1 hour ago, AxeGuywithanAxe said:

virtual void TickComponent(float DeltaTime);

Isn't this behavior?

All methods are virtual? If I am correct the first two are just specific message handlers. But I do not get the Tick? This involves encapsulating the behavior in the component?

1 hour ago, AxeGuywithanAxe said:

then you are effectively doing what is being done in the Unity video

But Unity uses by value for scripts as well. With the "other components", I mean all non-script/MonoBehavior related components such as Models, Lights, Colliders, etc. Based on the video, I have no idea, how Unity is storing these on the C++ engine side.

1 hour ago, AxeGuywithanAxe said:

just slightly less efficient. I have yet to personally find a game that requires such an approach that the benefits outway the cost of increased complexity, but it is a valid approach

Could you elaborate?

1 hour ago, AxeGuywithanAxe said:

There are many approaches to the EC model, but this is the basics of it.

And assume an instance of CEntity has a pointer to CPhysicsComponent. Is there a clean way to get that component, given the entity?

12 hours ago, matt77hias said:

My rendering system retrieves the data from the components and performs the rendering based on that data; so quite DoD.

6 hours ago, matt77hias said:

UniquePtr< TransformNode > m_transform;

This really doesn't look like you're using any DoD. From the look of the code, it seems like you'd have something like this?

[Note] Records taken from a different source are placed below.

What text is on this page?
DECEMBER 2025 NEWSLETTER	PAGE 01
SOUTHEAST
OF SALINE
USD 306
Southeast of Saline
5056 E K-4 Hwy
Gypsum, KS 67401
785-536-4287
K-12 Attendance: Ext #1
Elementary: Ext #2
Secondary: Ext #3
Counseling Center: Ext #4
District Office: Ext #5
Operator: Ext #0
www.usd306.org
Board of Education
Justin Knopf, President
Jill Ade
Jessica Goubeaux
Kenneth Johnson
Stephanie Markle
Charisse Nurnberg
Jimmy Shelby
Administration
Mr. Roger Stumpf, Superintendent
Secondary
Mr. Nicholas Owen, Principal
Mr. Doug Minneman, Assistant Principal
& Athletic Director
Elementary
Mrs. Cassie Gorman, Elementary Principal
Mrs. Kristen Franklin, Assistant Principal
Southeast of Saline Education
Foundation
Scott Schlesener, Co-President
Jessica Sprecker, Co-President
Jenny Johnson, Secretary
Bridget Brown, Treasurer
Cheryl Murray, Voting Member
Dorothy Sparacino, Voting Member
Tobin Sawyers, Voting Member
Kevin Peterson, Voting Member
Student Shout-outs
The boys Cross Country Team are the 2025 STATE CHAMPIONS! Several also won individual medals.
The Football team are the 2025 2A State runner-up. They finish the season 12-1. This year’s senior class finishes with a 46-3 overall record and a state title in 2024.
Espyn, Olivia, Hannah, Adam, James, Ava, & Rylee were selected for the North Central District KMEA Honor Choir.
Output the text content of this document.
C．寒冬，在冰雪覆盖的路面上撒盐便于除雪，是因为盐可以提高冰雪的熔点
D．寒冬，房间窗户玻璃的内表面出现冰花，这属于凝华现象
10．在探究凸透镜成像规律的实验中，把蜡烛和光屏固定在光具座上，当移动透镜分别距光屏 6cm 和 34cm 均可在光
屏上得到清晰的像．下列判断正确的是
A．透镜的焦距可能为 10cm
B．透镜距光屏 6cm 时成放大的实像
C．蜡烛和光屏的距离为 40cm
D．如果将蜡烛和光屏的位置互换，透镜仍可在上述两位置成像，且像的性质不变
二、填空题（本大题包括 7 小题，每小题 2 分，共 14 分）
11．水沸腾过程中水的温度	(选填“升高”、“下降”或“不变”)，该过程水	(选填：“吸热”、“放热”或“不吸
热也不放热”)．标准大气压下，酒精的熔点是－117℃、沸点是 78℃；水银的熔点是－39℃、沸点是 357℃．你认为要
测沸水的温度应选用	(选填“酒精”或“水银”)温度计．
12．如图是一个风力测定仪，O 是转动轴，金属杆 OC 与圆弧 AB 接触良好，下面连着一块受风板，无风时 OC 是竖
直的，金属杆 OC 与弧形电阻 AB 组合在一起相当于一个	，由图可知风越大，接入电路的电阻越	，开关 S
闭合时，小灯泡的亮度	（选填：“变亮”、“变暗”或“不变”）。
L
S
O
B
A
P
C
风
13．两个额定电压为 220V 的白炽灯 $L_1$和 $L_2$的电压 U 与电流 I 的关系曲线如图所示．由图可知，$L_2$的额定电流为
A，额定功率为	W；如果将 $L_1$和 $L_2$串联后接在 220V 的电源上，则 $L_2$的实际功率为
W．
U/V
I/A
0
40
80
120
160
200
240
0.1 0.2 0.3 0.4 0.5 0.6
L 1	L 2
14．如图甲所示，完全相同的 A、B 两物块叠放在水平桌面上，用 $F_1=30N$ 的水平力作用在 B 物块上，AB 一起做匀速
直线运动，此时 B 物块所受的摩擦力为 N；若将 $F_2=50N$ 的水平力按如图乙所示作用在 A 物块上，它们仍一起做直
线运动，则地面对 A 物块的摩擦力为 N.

for each render component as renderable
  transform = renderable->m_entity->m_transform
  set_draw_data( transform )
  draw( renderable )

In DoD, you'd consider two things first: What function consumes transform data (e.g. the renderer), and what function(s) produce transform data (e.g. gameplay, animation, etc). Then consider in isolation, how the consumer function would ideally lay out the input data so that it can process it as quickly as possible. Then consider in isolation how the producer functions would ideally lay out their data so that they can produce it as quickly as possible. Then reconcile those two ideal layouts into something that works in practice. Figure out if you need any conversion transforms in the middle (e.g. gameplay outputs data set X, which is then converted to data set Y, which is consumed by the renderer).

12 hours ago, matt77hias said:

If not, the user can extend the behavior (within the realm of engine support) via inheritance.

Inheritance is not a tool for code re-use / extension. Composition is a tool for code re-use / extension.

12 hours ago, AxeGuywithanAxe said:

In my game engine, different component types have speciific logic when they are activated and deactivated, so they are in the base class, and most components have some sort of "tick" logic.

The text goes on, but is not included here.